Elle croyait que j'habitait le quartier et c'est seulement après avoir échangé sur nos vies respectives (son départ du Japon, son choix de vivre à New York, mon goût pour la ville, pour ce qu'on peut y manger aussi) qu'elle a dit qu'elle verrait bien une petite frange, pour changer un peu, sans en avoir l'air. Je n'ai pas du tout ressenti cette tension liée à l'appréhension et au fait d'être au centre du miroir tellement caractéristiques de chacun de mes passages chez le coiffeur jusque là, elle était douce et très légère dans chacun de ses gestes, de ses mouvements. Elle était toute enthousiaste aussi, sans ces plaintes que je peux entendre si souvent sur la texture de mes cheveux. Elle était super contente du résultat et moi aussi. Elle a dit "J'espère que votre ami va aimer, mais je pense que oui." J'étais ravie.

5. Dans le quartier de Williamsburgh, à Brooklyn, lors d'une balade absolument ensoleillée, nous avons croisé un disquaire exhaustif, des gros bols en faïence avec des losange colorés que je ne fais que regretter, des robes vintage, une épicerie japonaise, une boutique de design scandinave, un monsieur qui promenait son chien et s'amusait qu'on prenne précisément sa maison en photo et puis un endroit charmant qui s'appelle
Bakeri. Derrière le présentoir à gâteaux, des filles en pull jacquard, les cheveux dans un turban coloré, servent des rosemary cookies, des lemon bars, du salted caramel brownie, des cinnamon rolls; dans le coin cuisine, à côté d'un ventilateur ancien et d'une petite collection de livres de cuisine, une autre fille prépare des petits sandwiches au fromage grillé ou arrange sur des planches en bois la baguette maison, fendue en tartines, le beurre et la confiture, maison eux aussi. Le Skolebrod (une brioche toute douce avec un coeur de crème pâtissière légère et vanillée puis recouverte de noix de coco râpée) est tendre et parfumé, le peanut butter chocolate chip cookie est étonnamment délicat et le cappuccino se révèle attentionné. Un endroit précieux surtout si vous tournez deux fois à gauche en sortant.


6. J'aurais bien aimé savoir quel film était en train d'être tourné dans l'une des belles maisons de Brooklyn Heights.

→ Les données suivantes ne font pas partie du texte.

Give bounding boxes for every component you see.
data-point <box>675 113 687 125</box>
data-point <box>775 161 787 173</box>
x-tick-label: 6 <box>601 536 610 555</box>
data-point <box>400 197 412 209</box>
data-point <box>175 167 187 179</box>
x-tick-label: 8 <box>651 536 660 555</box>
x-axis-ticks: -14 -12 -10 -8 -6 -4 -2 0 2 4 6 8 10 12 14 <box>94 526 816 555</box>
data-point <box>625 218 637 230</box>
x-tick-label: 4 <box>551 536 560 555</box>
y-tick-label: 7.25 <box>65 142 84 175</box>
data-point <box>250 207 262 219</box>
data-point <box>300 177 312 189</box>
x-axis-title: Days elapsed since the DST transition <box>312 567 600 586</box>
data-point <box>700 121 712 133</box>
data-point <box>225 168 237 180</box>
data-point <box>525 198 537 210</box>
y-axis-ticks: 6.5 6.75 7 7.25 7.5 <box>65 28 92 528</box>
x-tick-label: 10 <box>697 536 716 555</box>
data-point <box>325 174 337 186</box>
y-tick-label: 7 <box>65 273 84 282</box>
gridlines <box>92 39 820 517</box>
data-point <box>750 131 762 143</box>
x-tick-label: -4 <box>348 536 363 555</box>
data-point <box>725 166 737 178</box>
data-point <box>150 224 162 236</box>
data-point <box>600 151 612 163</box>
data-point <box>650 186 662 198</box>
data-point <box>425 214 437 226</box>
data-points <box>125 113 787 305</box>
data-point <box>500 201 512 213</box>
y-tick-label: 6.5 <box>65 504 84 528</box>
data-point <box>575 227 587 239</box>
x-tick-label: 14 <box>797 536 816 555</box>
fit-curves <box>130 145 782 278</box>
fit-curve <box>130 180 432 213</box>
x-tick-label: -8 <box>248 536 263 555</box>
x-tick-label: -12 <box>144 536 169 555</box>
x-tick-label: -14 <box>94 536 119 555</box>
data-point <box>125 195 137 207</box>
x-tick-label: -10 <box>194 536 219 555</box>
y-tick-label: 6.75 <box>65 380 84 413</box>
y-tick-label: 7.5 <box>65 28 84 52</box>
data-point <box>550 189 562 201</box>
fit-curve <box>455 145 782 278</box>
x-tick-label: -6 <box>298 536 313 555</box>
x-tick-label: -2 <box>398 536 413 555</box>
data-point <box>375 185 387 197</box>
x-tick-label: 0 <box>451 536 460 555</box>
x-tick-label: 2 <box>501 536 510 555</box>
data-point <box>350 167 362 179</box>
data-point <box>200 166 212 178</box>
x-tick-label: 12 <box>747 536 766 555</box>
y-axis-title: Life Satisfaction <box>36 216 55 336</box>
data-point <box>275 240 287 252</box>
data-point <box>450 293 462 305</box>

7. Jour gris de pluie à Manhattan. Les bottes en caoutchouc colorées sont de sortie, les buildings dégoulinent. Evidemment, on dirait que tous les touristes ont décidé d'aller au Musée Guggenheim. Je respire un bon coup pour faire abstraction de ceux qui parlent fort, ceux qui prennent des photos qui ne rendront rien, ceux qui sont rivés à leur audioguide, ceux qui pontifient des heures à voix très haute, et je me laisse aspirer par le spirale blanche des galeries du musée. Et ce jour-là, je suis étourdie par un plateau de pêches peint par Cézanne. Imprévisible.

8. A Jadis, juste à côté du New Museum of Art (chouette librairie mais l'artiste du jour était assez indigeste), alors que la serveuse apportait nos verres de Prosecco, les invités d'une jeune fille qui fêtait son anniversaire firent leur entrée. Confortablement installés dans un grand canapé rien que pour nous, ce fut comme un petit spectacle: les embrassades enthousiastes, les petits cris de joie, les plateaux de petits fours qui arrivent, la façon précautionneuse dont les filles en robe précieuse s'en saisissent pour les immerger dans quelques sauces mystérieuses, les gens un peu perdus qui n'avaient l'air de ne connaître personne (là je me suis reconnue).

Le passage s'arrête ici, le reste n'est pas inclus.